Von Holger Zimmer 10.11.2013, 20:29
Gisela und Wilfried Hofmann vor ihrem gut besuchten Vortrag im Gasthof „Stadt Weißenfels“.
Gisela und Wilfried Hofmann vor ihrem gut besuchten Vortrag im Gasthof „Stadt Weißenfels“. Michael Thomé Lizenz

Weissenfels/MZ - Roland Zimmer könnte sich durchaus vorstellen, auch mal um die Welt zu radeln. Immerhin hat er bereits mehrere Nonstoptouren hinter sich: Paris - Brest über 1 200 Kilometer und noch 400 Kilometer mehr durch Italien. Aber vier Jahre aussteigen und alles hinter sich lassen wie Gisela (57) und Wilfried (59) Hofmann? Er schüttelt den Kopf.

Am Freitagabend ist er beim Vortrag des Ehepaars aus dem thüringischen Sonneberg im Gasthof „Stadt Weißenfels“ in der Neustadt dabei.
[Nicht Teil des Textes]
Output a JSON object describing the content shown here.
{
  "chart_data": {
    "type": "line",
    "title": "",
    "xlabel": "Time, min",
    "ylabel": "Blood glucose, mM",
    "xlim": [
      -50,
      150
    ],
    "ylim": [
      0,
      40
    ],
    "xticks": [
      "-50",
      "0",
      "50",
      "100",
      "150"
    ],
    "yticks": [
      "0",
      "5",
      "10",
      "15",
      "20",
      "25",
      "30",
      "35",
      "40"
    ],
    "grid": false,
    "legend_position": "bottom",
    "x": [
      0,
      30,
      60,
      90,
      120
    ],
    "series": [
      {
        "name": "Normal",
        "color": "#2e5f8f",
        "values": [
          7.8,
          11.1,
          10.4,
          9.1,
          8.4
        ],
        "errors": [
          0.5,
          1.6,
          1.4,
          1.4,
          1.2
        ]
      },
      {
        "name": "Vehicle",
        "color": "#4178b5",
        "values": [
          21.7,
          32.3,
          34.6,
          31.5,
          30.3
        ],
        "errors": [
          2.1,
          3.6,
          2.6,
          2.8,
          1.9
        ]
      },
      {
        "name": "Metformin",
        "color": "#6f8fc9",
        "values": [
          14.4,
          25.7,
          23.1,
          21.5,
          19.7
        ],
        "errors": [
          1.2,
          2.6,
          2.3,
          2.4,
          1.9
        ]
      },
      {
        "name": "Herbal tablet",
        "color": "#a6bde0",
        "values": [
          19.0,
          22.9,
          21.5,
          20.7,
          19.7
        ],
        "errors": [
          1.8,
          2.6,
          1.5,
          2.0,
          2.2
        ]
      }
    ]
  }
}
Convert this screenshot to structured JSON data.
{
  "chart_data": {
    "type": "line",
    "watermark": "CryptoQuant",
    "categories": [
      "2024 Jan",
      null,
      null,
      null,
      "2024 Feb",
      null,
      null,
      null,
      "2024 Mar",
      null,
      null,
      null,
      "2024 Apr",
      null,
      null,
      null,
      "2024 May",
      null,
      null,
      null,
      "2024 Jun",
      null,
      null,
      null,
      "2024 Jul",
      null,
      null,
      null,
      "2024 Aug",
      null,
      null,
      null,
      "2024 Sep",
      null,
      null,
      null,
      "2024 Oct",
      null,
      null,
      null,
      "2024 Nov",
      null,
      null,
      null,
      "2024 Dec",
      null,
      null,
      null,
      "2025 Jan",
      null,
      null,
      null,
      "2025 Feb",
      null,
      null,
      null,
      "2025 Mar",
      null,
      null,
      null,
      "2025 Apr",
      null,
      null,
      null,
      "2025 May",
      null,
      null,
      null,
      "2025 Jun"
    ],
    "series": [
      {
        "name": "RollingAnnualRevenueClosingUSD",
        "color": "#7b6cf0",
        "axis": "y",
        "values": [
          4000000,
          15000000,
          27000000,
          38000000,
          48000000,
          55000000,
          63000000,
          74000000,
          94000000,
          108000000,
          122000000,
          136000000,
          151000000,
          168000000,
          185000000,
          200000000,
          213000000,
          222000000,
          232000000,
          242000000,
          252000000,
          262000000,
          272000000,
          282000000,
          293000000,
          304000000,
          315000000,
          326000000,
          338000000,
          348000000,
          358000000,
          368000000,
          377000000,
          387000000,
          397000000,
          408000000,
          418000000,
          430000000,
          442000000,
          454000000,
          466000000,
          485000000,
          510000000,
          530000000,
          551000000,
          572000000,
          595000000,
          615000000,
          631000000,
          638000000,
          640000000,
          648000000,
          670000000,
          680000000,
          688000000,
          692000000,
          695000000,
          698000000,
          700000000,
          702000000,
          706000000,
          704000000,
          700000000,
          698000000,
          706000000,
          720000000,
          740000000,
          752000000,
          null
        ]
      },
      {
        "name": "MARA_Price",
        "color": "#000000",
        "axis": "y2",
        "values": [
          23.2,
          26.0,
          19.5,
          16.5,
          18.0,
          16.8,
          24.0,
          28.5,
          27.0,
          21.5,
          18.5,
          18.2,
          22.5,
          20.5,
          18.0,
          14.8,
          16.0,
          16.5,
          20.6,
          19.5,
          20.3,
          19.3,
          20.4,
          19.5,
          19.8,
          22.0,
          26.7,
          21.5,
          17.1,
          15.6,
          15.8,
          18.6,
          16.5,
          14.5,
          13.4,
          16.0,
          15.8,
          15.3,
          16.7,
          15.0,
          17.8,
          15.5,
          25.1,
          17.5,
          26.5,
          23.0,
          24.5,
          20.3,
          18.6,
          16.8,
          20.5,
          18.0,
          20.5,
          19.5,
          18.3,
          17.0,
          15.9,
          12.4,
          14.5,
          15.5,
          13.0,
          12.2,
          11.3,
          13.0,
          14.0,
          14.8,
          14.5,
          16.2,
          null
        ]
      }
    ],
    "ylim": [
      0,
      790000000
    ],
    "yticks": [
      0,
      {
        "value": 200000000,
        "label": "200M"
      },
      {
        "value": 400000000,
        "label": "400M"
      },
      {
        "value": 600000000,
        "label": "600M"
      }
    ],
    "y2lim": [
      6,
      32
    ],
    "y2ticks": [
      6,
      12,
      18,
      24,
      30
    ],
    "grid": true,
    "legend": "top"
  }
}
Die Präsentation „Mit dem Fahrrad vier Jahre um die Welt“ hatte der Lauf- und Radsportverein der Saalestadt um Dirk Niehle und Frank Kramer organisiert.

Was die Hofmanns in der Welt gesucht haben? Die unmittelbare Nähe zu den Menschen, auf die sie sich unterwegs immer wieder eingelassen haben, wenngleich oder gerade weil es auch einige schlechte Erfahrungen gegeben hat. Sie haben 48.000 Kilometer auf dem Rad zurückgelegt und mehrere tausend weitere Kilometer mit anderen Verkehrsmitteln. Vier Jahre sind komprimiert zum zweistündigen Vortrag mit Bildern, die aus 25.000 ausgewählt wurden. Sie erlebten plus 47 Grad ebenso wie minus 21 Grad Celsius. Unterwegs haben sie auch deshalb 600 Lagerfeuer entfacht. (hz)

Besonders beeindruckend ist eine Begegnung mit Aborigines, den australischen Ureinwohnern. Dort wurden sie mit den Worten verabschiedet, dass sie die ersten Weißen seien, die die Hand gegeben und die Familie zum Essen eingeladen hätten. Der Rassismus war gegenwärtig. Wilfried Hofmann, der den Vortrag bestreitet, erzählt vom Weg zwischen dem Oman und Jemen. Dort habe man tatsächlich erlebt, was man nur vom Hörensagen kannte: Die Wüste wurde nach einem Gewitter grün. 20 Flaschen Wasser hatte man dort zusätzlich dabei, so dass die Felge fast folgerichtig riss und Hofmann dann in einer Aluschweißerei himmelangst wurde. Dennoch hielt sie drei Jahre bis nach Ägypten durch.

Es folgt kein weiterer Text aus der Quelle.